L’indépendantiste social-démocrate ordinaire d’il y a 30 ans, pour peu qu’il n’ait pas plié le genou entre-temps, passe aujourd’hui pour un xénophobe de la pire espèce auprès de la presse officielle et de ses commentateurs sermonneurs. Il s’est fait «droitiser» ou «conservateuriser». Par ailleurs, quiconque porte attention aux commentaires ordinaires tenus sur les réseaux sociaux constate que l’intolérance idéologique à l’endroit des Québécois francophones est à la mode — ils n’ont rien de marginal, même si on aimerait croire le contraire. Les petits Rhodésiens de l’an 2020 errent joyeusement sur Facebook, Twitter et TikTok. Qu’ils prennent leur trou, qu’ils se couchent, qu’ils écrasent: on les félicitera alors pour leur tolérance, pour leur maturité collective. On leur dira qu’enfin, ils n’ont plus «peur de l’Autre». Car c’est bien connu: rappeler la précarité du fait français en Amérique du Nord consiste à verser dans la xénophobie. Les Québécois francophones sont traités comme une population résiduelle appelée à se déconstruire sous la pression du multiculturalisme canadien, qui aurait la vertu de les civiliser et de les dissoudre comme peuple, tout à la fois. Tel est le génie de la révélation diversitaire: elle traite les peuples comme le bois mort de l’humanité. Et de son point de vue, le peuple québécois trouvera enfin la rédemption en se délivrant du fardeau de sa propre existence. Car le peuple québécois ne représenterait pas la diversité en Amérique: les Québécois francophones représenteraient l’obstacle à la diversité au Québec.
Les sociodémocrates ordinaires se sont fait expulser de la gauche par sa tendance sectaire, hégémonique dans le monde universitaire, et désormais officiellement hostile à la liberté d’expression. Certains, dans la vieille gauche, ont décidé de se soumettre à cette tendance sectaire, pour conserver la belle étiquette et conserver leur avantage mondain. D’autres se sentent désormais idéologiquement orphelins, comme on disait il y a quelque temps. Au fond d’eux-mêmes, ils se croient toujours de gauche, mais constatent que la gauche ne veut plus d’eux.
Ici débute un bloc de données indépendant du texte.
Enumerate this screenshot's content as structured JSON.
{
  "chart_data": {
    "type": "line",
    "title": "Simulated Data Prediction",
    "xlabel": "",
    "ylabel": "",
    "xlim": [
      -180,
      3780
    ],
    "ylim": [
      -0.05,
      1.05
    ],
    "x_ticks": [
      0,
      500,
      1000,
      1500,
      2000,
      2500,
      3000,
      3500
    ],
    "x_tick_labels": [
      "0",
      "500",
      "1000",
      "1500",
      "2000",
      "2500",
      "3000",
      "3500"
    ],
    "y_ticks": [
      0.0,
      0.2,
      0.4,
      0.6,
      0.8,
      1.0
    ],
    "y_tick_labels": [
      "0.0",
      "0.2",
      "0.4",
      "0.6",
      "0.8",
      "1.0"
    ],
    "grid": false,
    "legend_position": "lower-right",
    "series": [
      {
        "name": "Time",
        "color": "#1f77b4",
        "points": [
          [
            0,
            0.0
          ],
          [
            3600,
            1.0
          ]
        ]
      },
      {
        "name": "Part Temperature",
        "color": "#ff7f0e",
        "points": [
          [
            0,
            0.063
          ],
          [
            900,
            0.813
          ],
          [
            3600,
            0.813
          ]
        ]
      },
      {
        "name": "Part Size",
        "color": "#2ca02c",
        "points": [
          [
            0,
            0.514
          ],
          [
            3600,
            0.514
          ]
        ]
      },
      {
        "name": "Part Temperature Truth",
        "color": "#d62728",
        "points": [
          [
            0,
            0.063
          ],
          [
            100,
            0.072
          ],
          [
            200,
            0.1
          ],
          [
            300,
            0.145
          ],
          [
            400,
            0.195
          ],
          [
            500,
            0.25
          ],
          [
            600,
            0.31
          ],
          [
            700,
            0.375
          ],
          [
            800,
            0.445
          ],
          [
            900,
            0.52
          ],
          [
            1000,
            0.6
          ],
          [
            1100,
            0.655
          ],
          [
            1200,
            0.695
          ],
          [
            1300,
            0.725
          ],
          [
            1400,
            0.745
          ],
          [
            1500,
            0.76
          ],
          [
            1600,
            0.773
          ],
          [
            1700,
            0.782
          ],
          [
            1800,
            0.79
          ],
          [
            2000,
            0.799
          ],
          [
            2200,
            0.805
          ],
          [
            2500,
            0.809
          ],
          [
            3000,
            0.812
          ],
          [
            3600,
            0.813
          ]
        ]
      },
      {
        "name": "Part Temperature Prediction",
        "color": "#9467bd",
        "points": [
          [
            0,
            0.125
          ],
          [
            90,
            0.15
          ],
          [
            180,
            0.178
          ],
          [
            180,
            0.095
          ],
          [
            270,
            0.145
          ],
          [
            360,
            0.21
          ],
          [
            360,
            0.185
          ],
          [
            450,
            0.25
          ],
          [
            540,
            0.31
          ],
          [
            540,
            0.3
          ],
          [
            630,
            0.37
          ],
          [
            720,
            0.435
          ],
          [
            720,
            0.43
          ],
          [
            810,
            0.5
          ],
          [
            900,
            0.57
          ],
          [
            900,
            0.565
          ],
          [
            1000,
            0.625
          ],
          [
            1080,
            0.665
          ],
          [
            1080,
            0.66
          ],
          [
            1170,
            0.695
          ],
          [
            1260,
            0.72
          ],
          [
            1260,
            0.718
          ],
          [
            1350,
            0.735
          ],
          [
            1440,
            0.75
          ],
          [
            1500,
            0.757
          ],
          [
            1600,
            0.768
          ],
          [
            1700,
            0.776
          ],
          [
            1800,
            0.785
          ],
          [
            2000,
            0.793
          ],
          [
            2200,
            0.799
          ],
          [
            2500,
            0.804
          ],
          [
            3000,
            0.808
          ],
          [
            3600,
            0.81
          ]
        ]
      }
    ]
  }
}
Je suis convaincu d’une chose: progressistes et conservateurs, gens de gauche et gens de droite, ne devraient pas s'attarder exagérément à ces étiquettes qui viennent du monde d'hier. S'ils ont en commun un profond attachement à leur peuple, s'ils tiennent à ce qu'il s'affirme, s'ils croient en son droit fondamental de définir les paramètres de son existence collective, ils devraient explorer désormais tout ce qu’ils ont en commun. Ils y sont parvenus dans le combat pour la laïcité, ils doivent y parvenir dans le combat pour le français, ils doivent y parvenir en redonnant pleinement vie à la question nationale.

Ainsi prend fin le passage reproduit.